En effet, toutes les remises enregistrées par le compte, fût-il de tiers et proviendraient-elles de fonds appartenant à autrui, sont novées en articles de compte, perdent leur individualité, se confondent au sein du compte qui fait partie du patrimoine du titulaire et sont remplacées par un droit de créance sur le solde dont seul l'ayant compte, à savoir exclusivement la personne qui a ouvert le compte, est titulaire: il s'agit de l'avocat.

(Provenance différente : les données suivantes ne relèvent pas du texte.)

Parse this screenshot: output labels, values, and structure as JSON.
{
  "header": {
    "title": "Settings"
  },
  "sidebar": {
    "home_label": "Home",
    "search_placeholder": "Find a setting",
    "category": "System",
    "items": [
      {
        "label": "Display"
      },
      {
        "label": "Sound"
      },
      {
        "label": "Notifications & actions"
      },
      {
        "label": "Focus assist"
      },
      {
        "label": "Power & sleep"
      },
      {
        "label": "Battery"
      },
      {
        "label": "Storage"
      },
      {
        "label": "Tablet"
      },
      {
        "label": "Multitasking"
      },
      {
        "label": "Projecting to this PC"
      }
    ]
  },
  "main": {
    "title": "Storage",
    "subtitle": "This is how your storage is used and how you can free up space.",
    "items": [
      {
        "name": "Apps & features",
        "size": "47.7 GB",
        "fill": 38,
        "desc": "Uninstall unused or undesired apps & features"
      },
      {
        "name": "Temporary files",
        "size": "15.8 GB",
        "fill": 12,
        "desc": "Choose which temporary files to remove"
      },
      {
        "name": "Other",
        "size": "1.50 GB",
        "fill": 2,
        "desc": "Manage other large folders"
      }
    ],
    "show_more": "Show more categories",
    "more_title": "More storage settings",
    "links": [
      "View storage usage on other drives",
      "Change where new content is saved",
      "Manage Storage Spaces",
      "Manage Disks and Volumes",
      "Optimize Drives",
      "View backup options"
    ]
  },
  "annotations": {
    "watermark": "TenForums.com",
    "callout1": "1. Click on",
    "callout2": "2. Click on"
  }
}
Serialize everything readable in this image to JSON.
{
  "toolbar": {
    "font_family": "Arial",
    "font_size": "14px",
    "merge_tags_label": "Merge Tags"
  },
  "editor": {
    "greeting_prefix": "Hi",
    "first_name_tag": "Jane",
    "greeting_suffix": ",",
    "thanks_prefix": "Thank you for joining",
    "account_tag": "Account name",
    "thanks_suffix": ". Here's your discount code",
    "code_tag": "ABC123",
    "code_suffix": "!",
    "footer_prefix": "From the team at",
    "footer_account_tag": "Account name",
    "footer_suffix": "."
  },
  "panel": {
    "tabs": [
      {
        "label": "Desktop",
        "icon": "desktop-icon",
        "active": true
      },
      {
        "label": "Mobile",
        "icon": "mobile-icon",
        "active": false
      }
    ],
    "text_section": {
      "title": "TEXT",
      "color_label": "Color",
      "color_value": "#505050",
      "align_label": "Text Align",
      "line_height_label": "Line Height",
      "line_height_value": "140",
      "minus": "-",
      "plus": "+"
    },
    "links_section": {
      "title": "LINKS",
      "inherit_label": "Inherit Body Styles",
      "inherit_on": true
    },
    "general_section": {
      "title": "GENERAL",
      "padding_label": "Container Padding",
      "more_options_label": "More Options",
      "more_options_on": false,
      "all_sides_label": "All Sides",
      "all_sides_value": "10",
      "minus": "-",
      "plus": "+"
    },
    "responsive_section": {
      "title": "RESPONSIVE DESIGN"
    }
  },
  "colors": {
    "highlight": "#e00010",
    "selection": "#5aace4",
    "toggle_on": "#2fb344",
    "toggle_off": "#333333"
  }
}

L'organisme financier, cocontractant du titulaire du compte, avocat, peu importe qu'il s'agisse d'un compte dit de tiers, les clauses et conditions de l'ouverture de ce compte n'étant opposables, que ce soit par ledit titulaire ou la banque, à aucun tiers, est, lorsque ce compte fait l'objet d'une saisie-arrêt, conservatoire ou exécution, impérativement tenu de respecter les dispositions du Code judiciaire qui l'obligent, d'une part, à notifier sa déclaration de tiers saisi, conformément aux articles 1445 et suivants du Code judiciaire et 1539 dudit code, ainsi que, d'autre part et surtout, “à ne pas se dessaisir des sommes et effets qui font l'objet de la saisie, à peine de pouvoir être déclaré débiteur pur et simple des causes de la saisie, sans préjudice des dommages-intérêts envers la partie, s'il y a lieu” (art. 1540, 1er al. du Code judiciaire).

Si, en vertu du second alinéa de cette disposition, le tiers saisi voit son obligation 'fixée par sa déclaration', il ne résulte pas de cette disposition qu'il serait autorisé à libérer les fonds saisis-arrêtés, soit parce que le saisi contesterait la régularité ou même la légalité de la tierce saisie, soit, moins encore, parce que lui-même jugerait celle-ci illégale, irrégulière ou non fondée.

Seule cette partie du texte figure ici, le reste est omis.